La France menacée par une pénurie de gaz russe : quelles sont les mesures qui ont été mises en place ?

Philippe Crevel est macroéconomiste, spécialiste des questions relatives aux retraites et à l'épargne. Il dirige aujourd'hui le Cercle de l'Epargne.

Planet : L’hypothèse d’une France coupée du gaz russe apparaît plus plausible qu’elle ne l’a jamais été. Plusieurs plans européens ont été envisagés pour contrer ce type de situation. En quoi consistent-ils, exactement ?

Philippe Crevel : Les plans européens visent à assurer l’approvisionnement en gaz dans l’ensemble des pays de l’Union européenne, en priorité pour la période hivernale à venir (2022-2023) mais aussi pour les hivers qui viendront ensuite. En outre, ils comportent aussi un volet relatif à la réduction ou à la suppression de la fourniture du gaz russe

Le premier objectif, pour résister à une telle situation, n’est autre que de remplir les cuves des pays membres. Cela passe aujourd’hui par la recherche active d’autres fournisseurs, notamment auprès de pays comme l’Algérie ou les Emirats Arabes Unis. De plus, les européens prônent aujourd’hui la mise en place d’une politique énergétique commune, ce qui signifie privilégier les achats groupés pour faire baisser les prix et prévoir des dispositifs à activer en cas de pénurie. Ainsi, on évite la tentation pour certains pays d’appliquer une politique de la terre brûlée et on préserve les pays vulnérables d’une implosion de leur marché. 

Sur le long terme, l’Union européenne réfléchit à des modalités pour ne plus dépendre du gaz russe. Des projets de développement des énergies renouvelables, mais aussi de développement et d'amélioration des infrastructures sont actuellement envisagés.

La France est-elle protégée contre une pénurie de gaz russe cet hiver ?

Planet : Quel serait l’impact, au quotidien, d’une coupure de gaz russe cet hiver. Faudrait-il s’attendre à de vrais blackout ? Une hausse des tarifs ?

Philippe Crevel : En l’état actuel, c’est-à-dire au début du mois de juillet 2022, les cuves européennes de gaz étaient remplies à 60% en prévision de l’hiver 2022-2023. L’objectif est désormais fixé à 80% d’ici à cet automne, mais plusieurs obstacles techniques pourraient poser problème, à hauteur d’une dizaine de pourcents environ. N’oublions pas, cependant, que l’Union européenne se montre souvent efficace dans l’urgence et que la France ne compte pas parmi les nations les plus vulnérables en raison de sa faible dépendance au gaz russe.
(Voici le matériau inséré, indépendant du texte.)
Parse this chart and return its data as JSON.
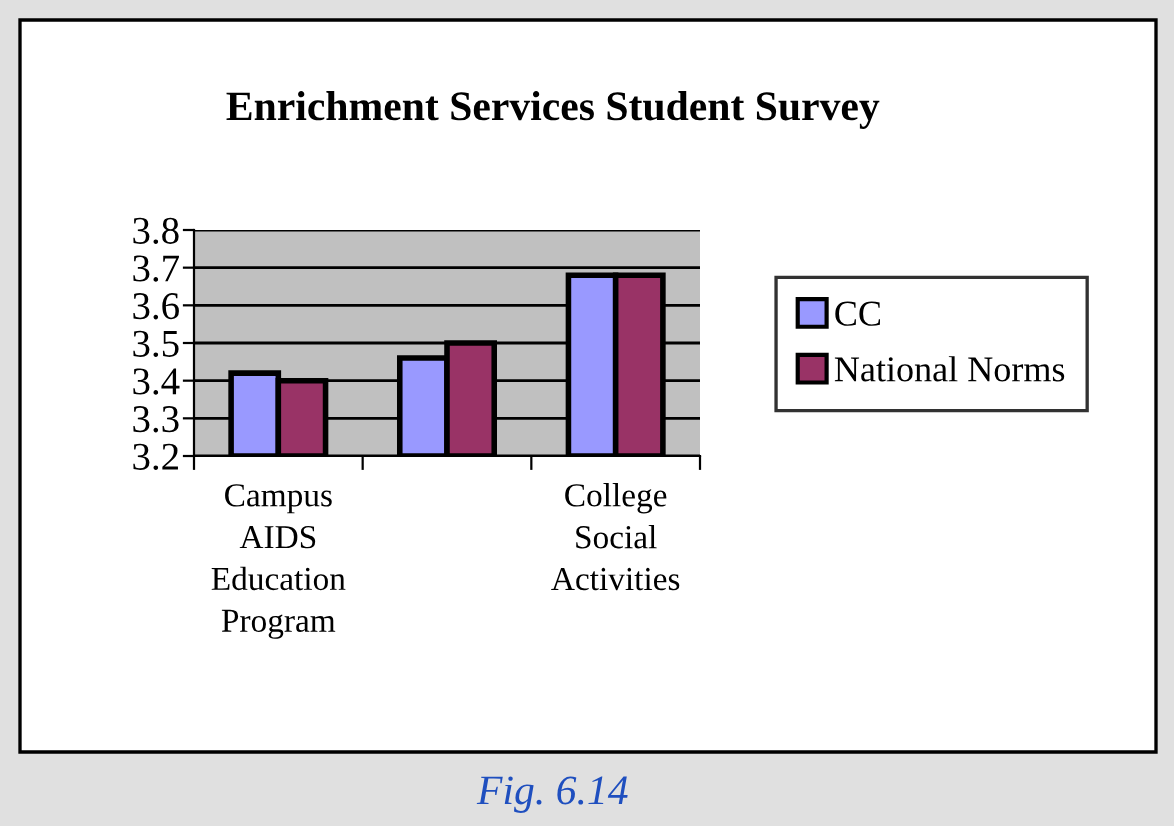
{
  "chart_data": {
    "type": "bar",
    "title": "Enrichment Services Student Survey",
    "categories": [
      "Campus\nAIDS\nEducation\nProgram",
      null,
      "College\nSocial\nActivities"
    ],
    "series": [
      {
        "name": "CC",
        "color": "#9999ff",
        "values": [
          3.42,
          3.46,
          3.68
        ]
      },
      {
        "name": "National Norms",
        "color": "#993366",
        "values": [
          3.4,
          3.5,
          3.68
        ]
      }
    ],
    "ylim": [
      3.2,
      3.8
    ],
    "yticks": [
      3.2,
      3.3,
      3.4,
      3.5,
      3.6,
      3.7,
      3.8
    ],
    "grid": "y",
    "legend": "right",
    "annotations": [
      "Fig. 6.14"
    ]
  }
}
Ceci étant dit, il importe de rappeler que le bouclier tarifaire devrait aussi préserver les Françaises et les Français de la hausse des tarifs (qui ont été multipliés par 7, par 8 et parfois même par 9) mais qu’il ne pourra pas être maintenu ad vitam aeternam. L’autre problème qu’il convient de mentionner, c’est celui d’une potentielle pénurie de gaz en France. Dans les faits, celle-ci apparaît peu plausible : il faut plutôt s’attendre à un rationnement sélectif occasionnel, qui pousserait les gros consommateurs industriels à réduire leurs besoins en gaz au détriment de l’activité économique, de sorte à préserver autant que faire se peut les capacités de chauffage des ménages. Ils ne seront sollicités qu’en dernier recours, a fait savoir le gouvernement. Il n’est donc pas nécessaire de se montrer trop alarmiste.

Quand faudra-t-il payer le gaz à prix normal ?
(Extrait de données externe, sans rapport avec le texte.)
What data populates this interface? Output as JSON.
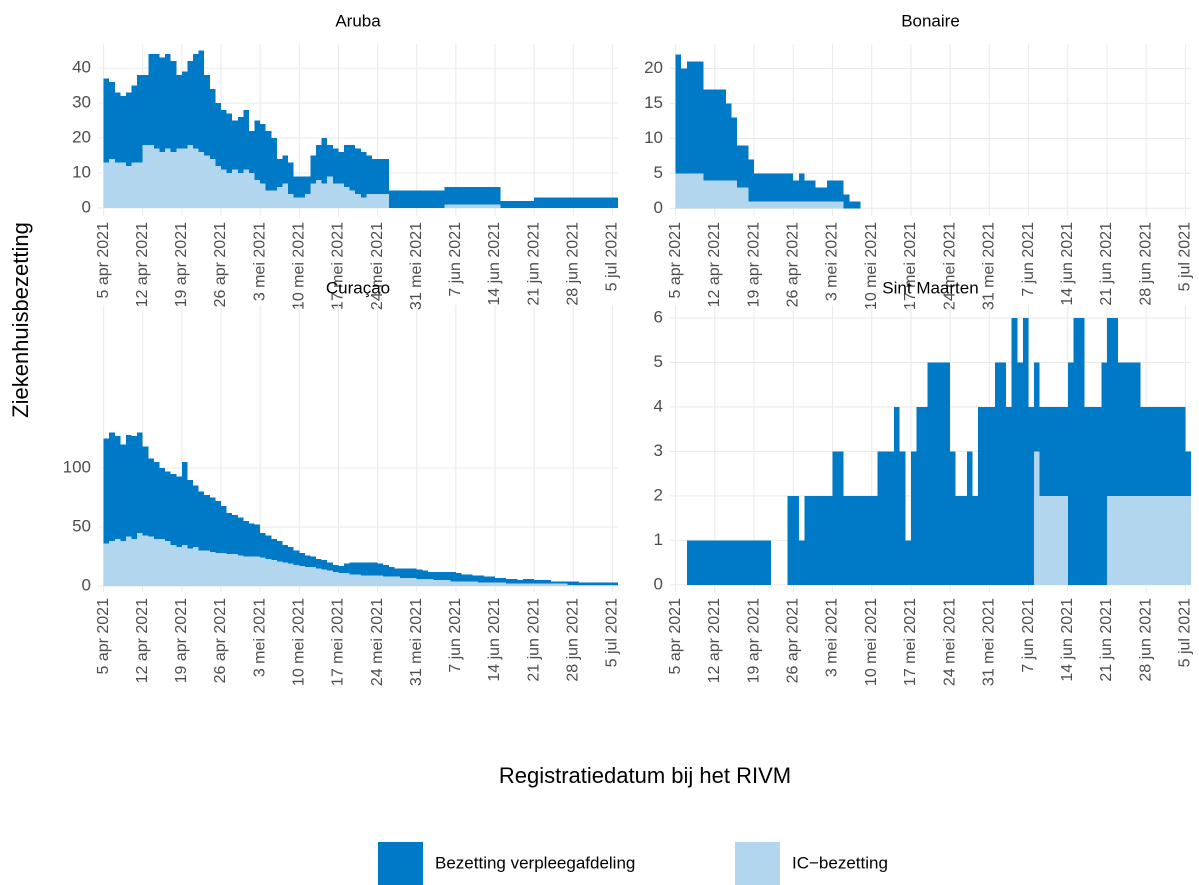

Planet : Vous disiez que le bouclier tarifaire ne saurait être maintenu indéfiniment. Quand faudra-t-il payer ?

Philippe Crevel : Pour l’heure, le gouvernement a décidé de maintenir le bouclier tarifaire au moins jusqu’à la fin de l’année. Il faut toutefois rappeler que plus celui-ci sera maintenu longtemps, plus il sera difficile d’en sortir. Le pari initial du gouvernement reposait d’ailleurs sur un prompt retour des prix à un niveau habituel.

A mon sens, il sera difficile de sortir du bouclier tarifaire tant que les prix continueront à augmenter. Ceci étant dit, au fur et à mesure que de nouveaux contrats seront signés et que de nouvelles infrastructures seront développées, les prix du gaz pourraient décroître. A ce moment-là, il sera possible de revenir progressivement sur le bouclier. 

C’est d’autant plus important que c’est nécessaire : il s’agit d’un effort coûteux, chiffré à 30 ou 40 milliards d’euros d’ici à la fin de l’année. Ne perdons pas de vue que c’est là un transfert de charge au contribuable, financé par les prélèvements obligatoires et l’épargne, qui ne résout en rien le problème. En plus de quoi, ce type de mesure générale profite indéniablement plus aux ménages aisés qu’aux ménages pauvres. Il vaut mieux mettre en place un système d’aides ciblées.